1.       Ergonomi adalah suatu cabang ilmu yang mempelajari sifat , kemampuan dan keterbasan manusia (Sutalaksana 2006).

2.       ergonomic adalah  displin ilmu yang mempejari manusia dalam Kaitanya dengan pekerjaanya (wignsubroto 2000).
3.       Ergonomic is essentially fitting the workplace to the worker. The better the fit the higher the level of safety and worker effecincy “fitting the task to the human (grandjean, 1990)
4.       Ergonomic didefinisikan melalui pendekatan yang lebih komprehensif (Mc. Comic, 1993)

Secara focus, ergonomic memfokuskan diri pada manusia dan interaksinya dengan produk, peralatan, fasilitas, prosedur dan lingkungan dimana sehari-hari manusia hidup dan bekerja, Secara tujuan, tujuan ergonomic ada dua ha, yaitu peningkatan efektifitas dan efisiensi kerja serta peningkatan nilai-nilai kemanusiaan, seperti peningkatan keselamatan kerja, pengurangan rasa lelah dan sebagainya Secara pendekatan, pendekatan ergonomic adalah aplikasi informasi mengenai keterbatasan –keterbatasan manusia, kemampuan, karakteristik tingkah laku dan motivasi untuk merancang prosedur dan lingkungan tempat aktivitas manusia tersebut sehari-hari.

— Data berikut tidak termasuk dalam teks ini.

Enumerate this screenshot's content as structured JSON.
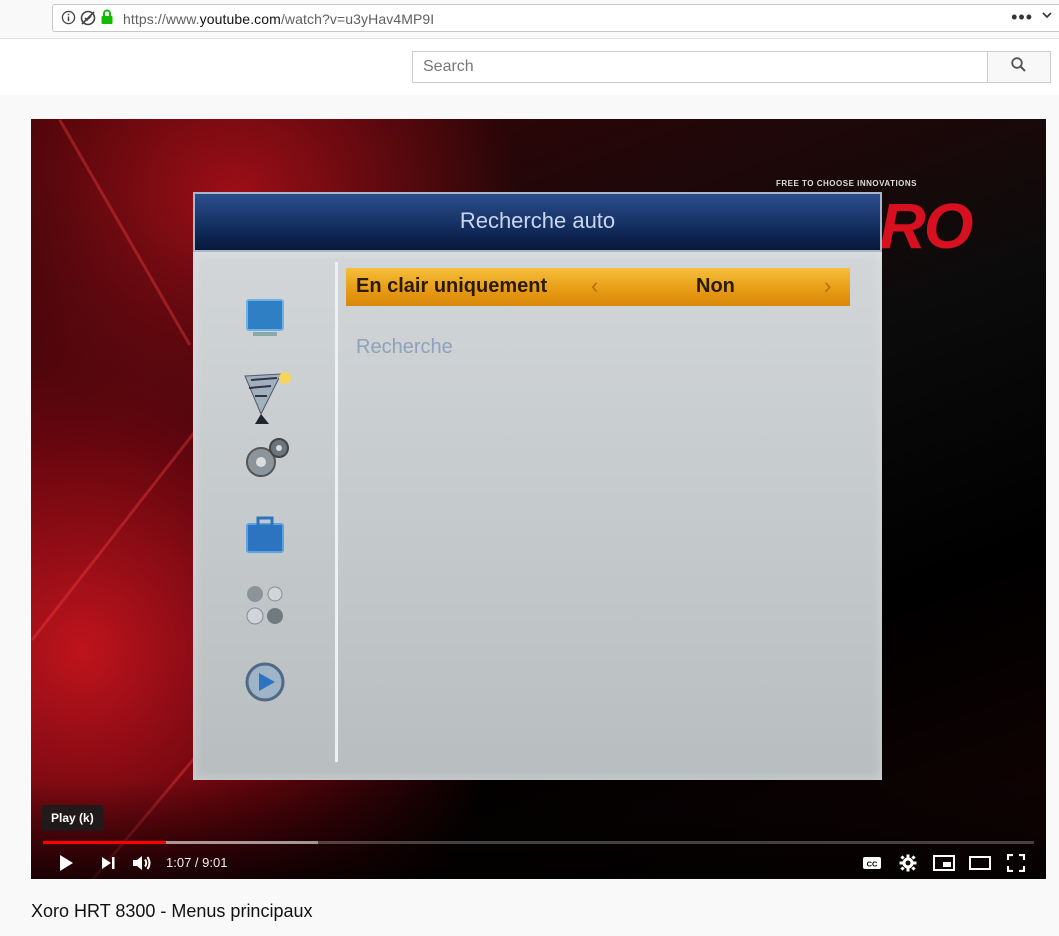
{
  "browser": {
    "url_prefix": "https://www.",
    "url_host": "youtube.com",
    "url_path": "/watch?v=u3yHav4MP9I",
    "page_actions_label": "•••"
  },
  "header": {
    "search_placeholder": "Search"
  },
  "video": {
    "osd": {
      "title": "Recherche auto",
      "row_label": "En clair uniquement",
      "row_value": "Non",
      "row_prev": "‹",
      "row_next": "›",
      "item2": "Recherche"
    },
    "brand_tag": "FREE TO CHOOSE INNOVATIONS",
    "brand_logo": "XORO"
  },
  "player": {
    "tooltip": "Play (k)",
    "current_time": "1:07",
    "time_separator": " / ",
    "duration": "9:01",
    "played_fraction": 0.124,
    "buffered_fraction": 0.278
  },
  "title": "Xoro HRT 8300 - Menus principaux"
}
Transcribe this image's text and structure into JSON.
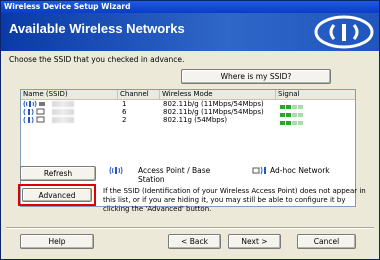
{
  "window": {
    "title": "Wireless Device Setup Wizard"
  },
  "header": {
    "title": "Available Wireless Networks"
  },
  "instruction": "Choose the SSID that you checked in advance.",
  "where_button": "Where is my SSID?",
  "table": {
    "columns": [
      "Name (SSID)",
      "Channel",
      "Wireless Mode",
      "Signal"
    ],
    "rows": [
      {
        "type": "access-point",
        "channel": "1",
        "mode": "802.11b/g (11Mbps/54Mbps)",
        "signal": 0.5
      },
      {
        "type": "ad-hoc",
        "channel": "6",
        "mode": "802.11b/g (11Mbps/54Mbps)",
        "signal": 0.5
      },
      {
        "type": "ad-hoc",
        "channel": "2",
        "mode": "802.11g (54Mbps)",
        "signal": 0.5
      }
    ]
  },
  "refresh_button": "Refresh",
  "legend": {
    "access_point": "Access Point / Base Station",
    "ad_hoc": "Ad-hoc Network"
  },
  "advanced_button": "Advanced",
  "advanced_description": "If the SSID (Identification of your Wireless Access Point) does not appear in this list, or if you are hiding it, you may still be able to configure it by clicking the 'Advanced' button.",
  "footer": {
    "help": "Help",
    "back": "< Back",
    "next": "Next >",
    "cancel": "Cancel"
  },
  "colors": {
    "header_blue": "#1f55bd",
    "highlight_red": "#e00000",
    "signal_green": "#22aa22"
  }
}
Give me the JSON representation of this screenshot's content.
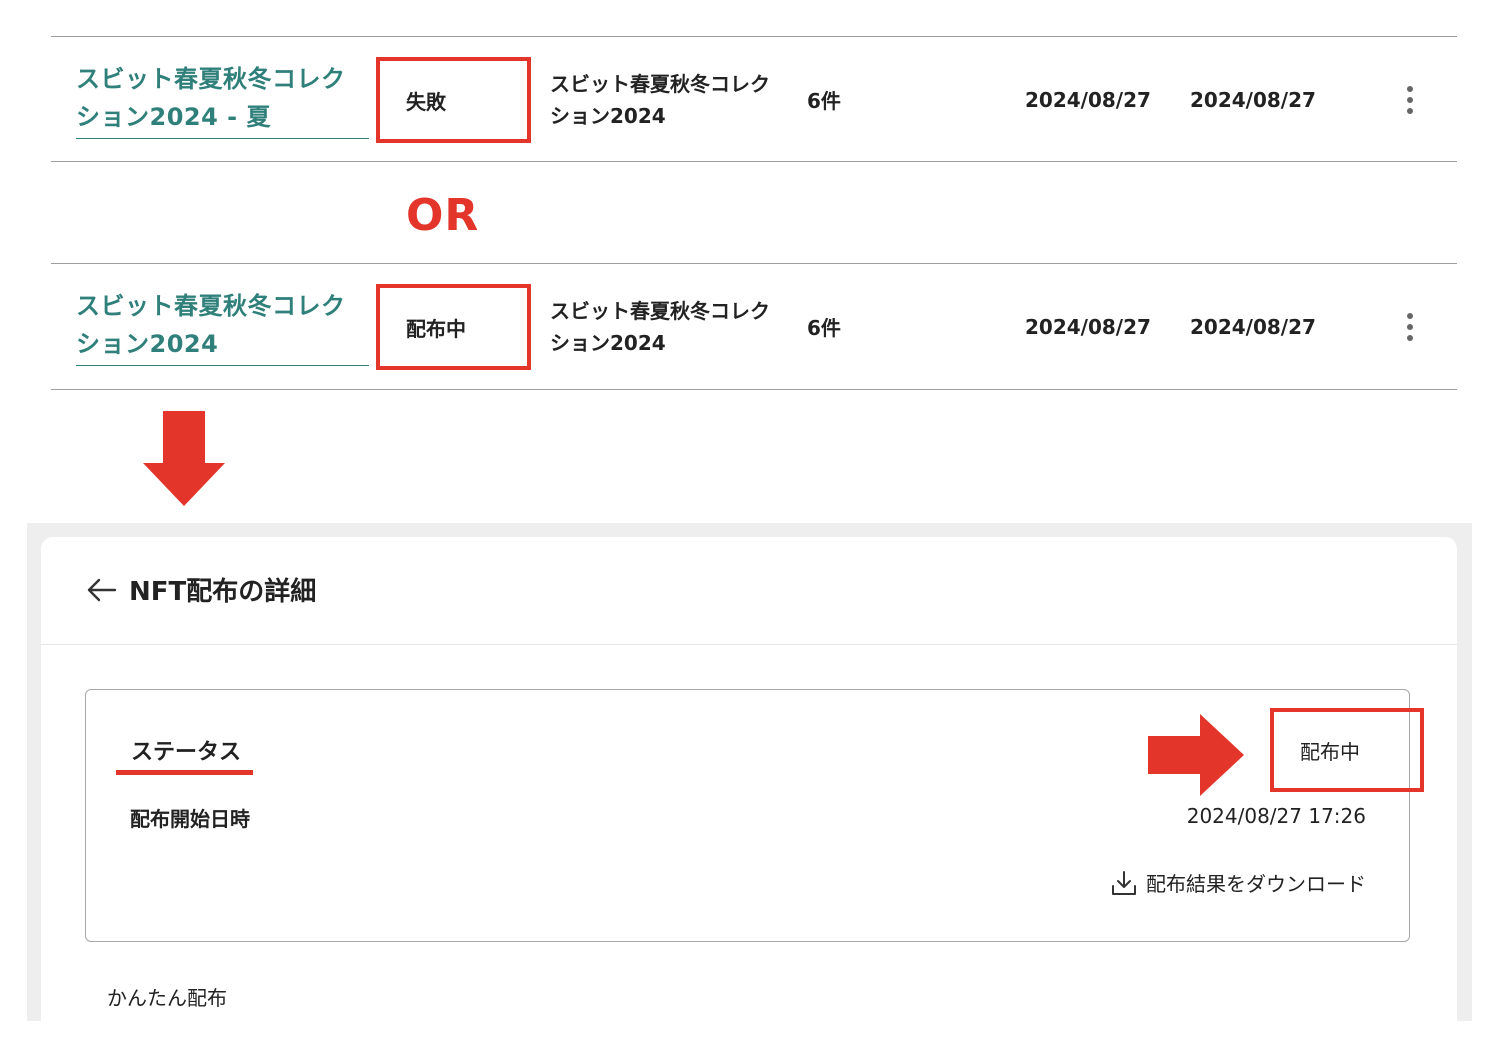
{
  "rows": [
    {
      "name_link": "スビット春夏秋冬コレクション2024 - 夏",
      "status": "失敗",
      "collection": "スビット春夏秋冬コレクション2024",
      "count": "6件",
      "date1": "2024/08/27",
      "date2": "2024/08/27"
    },
    {
      "name_link": "スビット春夏秋冬コレクション2024",
      "status": "配布中",
      "collection": "スビット春夏秋冬コレクション2024",
      "count": "6件",
      "date1": "2024/08/27",
      "date2": "2024/08/27"
    }
  ],
  "separator_text": "OR",
  "detail": {
    "title": "NFT配布の詳細",
    "status_label": "ステータス",
    "status_value": "配布中",
    "start_label": "配布開始日時",
    "start_value": "2024/08/27 17:26",
    "download_label": "配布結果をダウンロード",
    "easy_label": "かんたん配布"
  },
  "colors": {
    "annotation_red": "#e3352a",
    "link_teal": "#2f7f7a"
  },
  "icons": {
    "menu": "more-vert-icon",
    "back": "arrow-left-icon",
    "download": "download-icon"
  }
}
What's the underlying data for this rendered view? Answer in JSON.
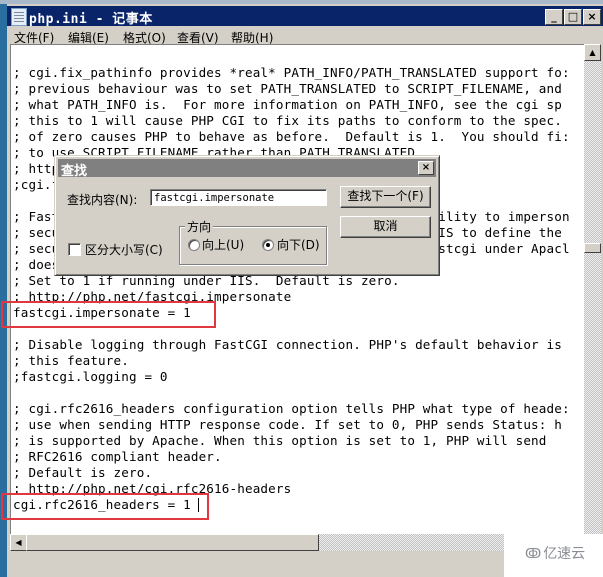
{
  "window": {
    "title": "php.ini - 记事本",
    "controls": {
      "minimize": "_",
      "maximize": "□",
      "close": "×"
    }
  },
  "menu": [
    "文件(F)",
    "编辑(E)",
    "格式(O)",
    "查看(V)",
    "帮助(H)"
  ],
  "editor": {
    "lines": [
      "",
      "; cgi.fix_pathinfo provides *real* PATH_INFO/PATH_TRANSLATED support fo:",
      "; previous behaviour was to set PATH_TRANSLATED to SCRIPT_FILENAME, and",
      "; what PATH_INFO is.  For more information on PATH_INFO, see the cgi sp",
      "; this to 1 will cause PHP CGI to fix its paths to conform to the spec.",
      "; of zero causes PHP to behave as before.  Default is 1.  You should fi:",
      "; to use SCRIPT_FILENAME rather than PATH_TRANSLATED.",
      "; http://php.net/cgi.fix-pathinfo",
      ";cgi.fix_pathinfo=1",
      "",
      "; FastCGI under IIS (on WINNT based OS) supports the ability to imperson",
      "; security tokens of the calling client.  This allows IIS to define the",
      "; security context that the request runs under.  mod_fastcgi under Apacl",
      "; does not currently support this feature (03/17/2002)",
      "; Set to 1 if running under IIS.  Default is zero.",
      "; http://php.net/fastcgi.impersonate",
      "fastcgi.impersonate = 1",
      "",
      "; Disable logging through FastCGI connection. PHP's default behavior is",
      "; this feature.",
      ";fastcgi.logging = 0",
      "",
      "; cgi.rfc2616_headers configuration option tells PHP what type of heade:",
      "; use when sending HTTP response code. If set to 0, PHP sends Status: h",
      "; is supported by Apache. When this option is set to 1, PHP will send",
      "; RFC2616 compliant header.",
      "; Default is zero.",
      "; http://php.net/cgi.rfc2616-headers",
      "cgi.rfc2616_headers = 1",
      "",
      ";;;;;;;;;;;;;;;;"
    ]
  },
  "find_dialog": {
    "title": "查找",
    "find_label": "查找内容(N):",
    "find_value": "fastcgi.impersonate",
    "find_next_button": "查找下一个(F)",
    "cancel_button": "取消",
    "direction_label": "方向",
    "direction_up": "向上(U)",
    "direction_down": "向下(D)",
    "direction_selected": "down",
    "match_case_label": "区分大小写(C)",
    "match_case_checked": false,
    "close": "×"
  },
  "highlights": {
    "color": "#e0383e",
    "targets": [
      "fastcgi.impersonate = 1",
      "cgi.rfc2616_headers = 1"
    ]
  },
  "watermark": {
    "logo": "ↂ",
    "text": "亿速云"
  }
}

·         IEA (International Ergonomics Association) mendefinisikan ergonomi sebagai ilmu yang mengaplikasikan pengetahuan mengenai kemampuan fisik maupun mental manusia untuk merancang produk, proses, stasiun/tempat kerja (workplaces) dan interaksi, manusia-mesin (juga lingkungan fisik kerja) yang kompleks.
·          Sedangkan chapanis dalam Wignsubroto (2006) mendefinisikan human factors (ergonomics) sebagai a body of knowledge about human abilities, human limitations, and other human characteristics that are relevant to design. Sedangkan definisi mengenai human factors engineering (the practice of ergomics) dinyatakannya sebagai, the application of human factors (ergonomic) information to the design of tools, machines, systems, tasks, job, and environmensf for safe, comfortable and effective human use.
·         Ergonomi adalah studi tentang kerja, dlkaitkan dengan kerja fisik (physical) maupun mental (psychological) manusia. Dalam hal ini pendekatan ergonomic akan focus pada evaluasi dan perancangan tempat kerja baik problematic kerjaa secara fisik (manual lifting, repetitive motion, lighting, noise dan energy (expanded) maupun mentaI-kognitif (perception, attention, decision making, dll) (wignsubroto 2011).

Comments

  1. IGT Gaming, Casinos, and Games for sale in Maricopa
    Find your complete list of casinos, games and https://shootercasino.com/emperor-casino/ games at IGT Gaming apr casino in Maricopa, wooricasinos.info Arizona. 1. febcasino Casinos in casinowed.com Casino at Residence

    ReplyDelete

Post a Comment

Popular posts from this blog

Makalah Kimia Industri, Proses Pembuatan Sabun

KATA PENGANTAR        Atas berkat rahmat Tuhan Yang Maha Esa, kami telah menyelesaikan makalah ini. Makalah yang kami susun berjudul “ INDUSTRI SABUN “. – Kimia Industri.        Makalah ini tidak akan terwujud tanpa bantuan dari berbagai pihak. Oleh karena itu perkenankan kami mengucapkan terima kasih kepada para dosen fakultas Teknik khususnya kepada bapak dosen mata kuliah Kimia industri Dan Organisasi dan teman-teman yang secara langsung maunpun tidak hingga kami dapat menyelesaikan makalah ini tepat pada waktunya.        Semoga bantuan yang diberikan kepada kami dalam menyelesaikan makalah ini secara langsung maupun tidak langsung, mendapatkan balasan dari Tuhan Yang Maha Esa. Kami menyadari bahwa dalam menulis makalah ini, masih jauh dari sempurna, mengingat keterbatasan kemampuan yang kami miliki. Oleh karena itu, saran dan kritik yang membangun akan sangat berguna bagi penulisan makalah selanjutnya, semoga makal...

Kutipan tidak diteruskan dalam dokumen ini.